Avec le concours de NEXUS Emilia Romagna et CETU Éthiopie.

Pourquoi l’économie informelle et les syndicats
La condition des travailleurs dans l’économie informelle a, depuis toujours, représenté un défi pour les syndicats et toutes les personnes engagées dans la défense des droits humains et des travailleurs. Un défi difficile à relever, et ce pour maintes raisons : De la carence de statistiques fiables à la nature éparse et fragmentée des activités informelles, outre la grande diversité d’activités, sans parler du fait que dans beaucoup de régions, le travail informel a été étiqueté comme illégal et, partant, punissable. Aussi le défi et le paradoxe pour le mouvement syndical réside-t-il dans le fait que l’économie informelle soit considérée « marginale » ou « marginalisée » alors-même qu’elle représente une part majoritaire de l’ensemble du marché du travail, et ce tant dans les zones urbaines que rurales.

Dans les pays à revenu plus élevé comme dans les pays les plus pauvres, cela implique que des réponses doivent être apportées au nombre croissant de personnes travaillant en marge du système structuré ou formel du travail salarié, exposées aux risques, exerçant des emplois précaires, dépourvues de sécurité sociale et, surtout, des personnes qui n’arrivent plus à se figurer et à concevoir un avenir. Sur ce terrain commun, il est possible d’envisager la construction d’un véritable partenariat, fondé sur une connaissance approfondie des différents contextes spécifiques.

Si un syndicat parvient à relever ces défis en offrant organisation, protection sociale et droits aux travailleurs de l’économie informelle, la définition-même de ce que constitue un syndicat des travailleurs pourrait changer du tout au tout.
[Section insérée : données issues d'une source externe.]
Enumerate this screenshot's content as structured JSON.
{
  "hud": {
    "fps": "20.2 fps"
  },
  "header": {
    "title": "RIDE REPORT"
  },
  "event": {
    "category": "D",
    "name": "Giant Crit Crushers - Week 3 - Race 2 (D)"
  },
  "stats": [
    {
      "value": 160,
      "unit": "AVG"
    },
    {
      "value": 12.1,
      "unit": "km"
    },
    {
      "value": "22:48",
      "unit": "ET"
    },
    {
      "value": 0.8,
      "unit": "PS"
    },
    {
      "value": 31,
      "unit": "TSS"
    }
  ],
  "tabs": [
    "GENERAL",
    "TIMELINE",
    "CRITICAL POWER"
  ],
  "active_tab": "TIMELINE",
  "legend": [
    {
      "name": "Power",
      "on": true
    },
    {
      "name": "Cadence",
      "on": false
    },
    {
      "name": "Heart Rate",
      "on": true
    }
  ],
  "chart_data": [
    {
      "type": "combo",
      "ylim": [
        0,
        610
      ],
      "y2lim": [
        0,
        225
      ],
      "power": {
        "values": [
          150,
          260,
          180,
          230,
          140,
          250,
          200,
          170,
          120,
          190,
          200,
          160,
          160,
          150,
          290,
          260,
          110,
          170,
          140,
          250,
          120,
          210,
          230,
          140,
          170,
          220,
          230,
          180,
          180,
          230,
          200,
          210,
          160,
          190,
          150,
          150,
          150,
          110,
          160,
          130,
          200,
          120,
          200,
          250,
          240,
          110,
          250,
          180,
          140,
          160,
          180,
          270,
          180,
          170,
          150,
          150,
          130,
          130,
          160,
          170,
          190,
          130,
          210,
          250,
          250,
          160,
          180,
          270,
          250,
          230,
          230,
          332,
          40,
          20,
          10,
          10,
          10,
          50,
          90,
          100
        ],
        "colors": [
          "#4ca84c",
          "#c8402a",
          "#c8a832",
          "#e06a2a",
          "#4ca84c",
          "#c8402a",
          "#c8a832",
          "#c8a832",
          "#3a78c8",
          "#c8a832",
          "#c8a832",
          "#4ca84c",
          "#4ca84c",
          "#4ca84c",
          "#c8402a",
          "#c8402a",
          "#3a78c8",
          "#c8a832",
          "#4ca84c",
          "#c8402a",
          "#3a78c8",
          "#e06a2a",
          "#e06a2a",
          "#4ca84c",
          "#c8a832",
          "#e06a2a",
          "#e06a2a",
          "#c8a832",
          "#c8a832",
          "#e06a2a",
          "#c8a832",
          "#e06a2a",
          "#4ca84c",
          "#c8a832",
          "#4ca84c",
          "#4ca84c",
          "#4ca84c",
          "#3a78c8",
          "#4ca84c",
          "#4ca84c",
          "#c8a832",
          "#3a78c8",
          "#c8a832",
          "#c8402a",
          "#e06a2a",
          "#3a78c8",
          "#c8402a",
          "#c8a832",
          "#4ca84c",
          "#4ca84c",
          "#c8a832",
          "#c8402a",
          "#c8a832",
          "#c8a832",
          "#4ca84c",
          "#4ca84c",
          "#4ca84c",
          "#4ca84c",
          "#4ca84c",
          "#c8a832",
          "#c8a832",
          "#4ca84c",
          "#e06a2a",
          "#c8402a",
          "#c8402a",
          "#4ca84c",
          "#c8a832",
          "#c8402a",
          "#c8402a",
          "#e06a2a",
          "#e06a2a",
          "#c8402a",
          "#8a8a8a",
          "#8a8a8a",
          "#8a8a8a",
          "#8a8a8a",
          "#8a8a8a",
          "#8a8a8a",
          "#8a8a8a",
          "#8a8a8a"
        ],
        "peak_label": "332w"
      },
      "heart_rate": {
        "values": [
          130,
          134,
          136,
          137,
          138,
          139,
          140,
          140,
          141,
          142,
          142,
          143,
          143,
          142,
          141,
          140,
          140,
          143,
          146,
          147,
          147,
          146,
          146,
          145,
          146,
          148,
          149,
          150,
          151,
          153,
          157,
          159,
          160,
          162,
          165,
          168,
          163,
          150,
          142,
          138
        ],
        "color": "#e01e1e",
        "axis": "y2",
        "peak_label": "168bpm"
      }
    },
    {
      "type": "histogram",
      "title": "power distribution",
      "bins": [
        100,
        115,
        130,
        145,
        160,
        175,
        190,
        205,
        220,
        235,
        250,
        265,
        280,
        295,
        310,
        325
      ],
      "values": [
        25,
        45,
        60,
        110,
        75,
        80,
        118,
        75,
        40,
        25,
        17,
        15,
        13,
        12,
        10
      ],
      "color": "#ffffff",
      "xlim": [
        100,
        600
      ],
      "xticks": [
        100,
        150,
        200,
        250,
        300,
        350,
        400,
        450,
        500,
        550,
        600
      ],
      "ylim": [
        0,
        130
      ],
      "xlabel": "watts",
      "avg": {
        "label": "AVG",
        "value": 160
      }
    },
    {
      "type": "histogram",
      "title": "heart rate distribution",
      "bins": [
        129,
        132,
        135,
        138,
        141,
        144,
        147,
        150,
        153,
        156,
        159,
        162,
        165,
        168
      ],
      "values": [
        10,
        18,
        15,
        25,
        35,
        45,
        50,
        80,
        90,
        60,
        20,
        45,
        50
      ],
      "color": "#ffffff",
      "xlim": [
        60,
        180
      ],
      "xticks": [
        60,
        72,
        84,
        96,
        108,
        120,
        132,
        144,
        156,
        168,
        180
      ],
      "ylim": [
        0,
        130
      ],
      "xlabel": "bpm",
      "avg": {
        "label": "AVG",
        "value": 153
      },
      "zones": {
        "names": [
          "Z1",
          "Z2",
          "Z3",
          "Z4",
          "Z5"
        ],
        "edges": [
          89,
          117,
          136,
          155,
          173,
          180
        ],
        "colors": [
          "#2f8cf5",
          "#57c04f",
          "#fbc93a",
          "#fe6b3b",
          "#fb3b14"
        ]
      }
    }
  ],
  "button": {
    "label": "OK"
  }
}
Un document officiel publié en Éthiopie en 2011 indique : « La récession économique, les politiques d’ajustement et les taux élevés soutenus d’urbanisation et de croissance démographique se trouvent à l’origine d’une expansion aussi inattendue qu’inédite du secteur informel dans nombre de pays en développement, et ce à mesure que les entreprises des secteurs modernes et, a fortiori, celles du secteur public, se sont vues contraintes de licencier des travailleurs ou de réduire les salaires de façon drastique… preuve en est le fait qu’en Éthiopie 50,6 pour cent des sans-emploi en milieu urbain travaillent dans l’économie informelle. » Secteur où les femmes sont surreprésentées en Éthiopie comme partout ailleurs.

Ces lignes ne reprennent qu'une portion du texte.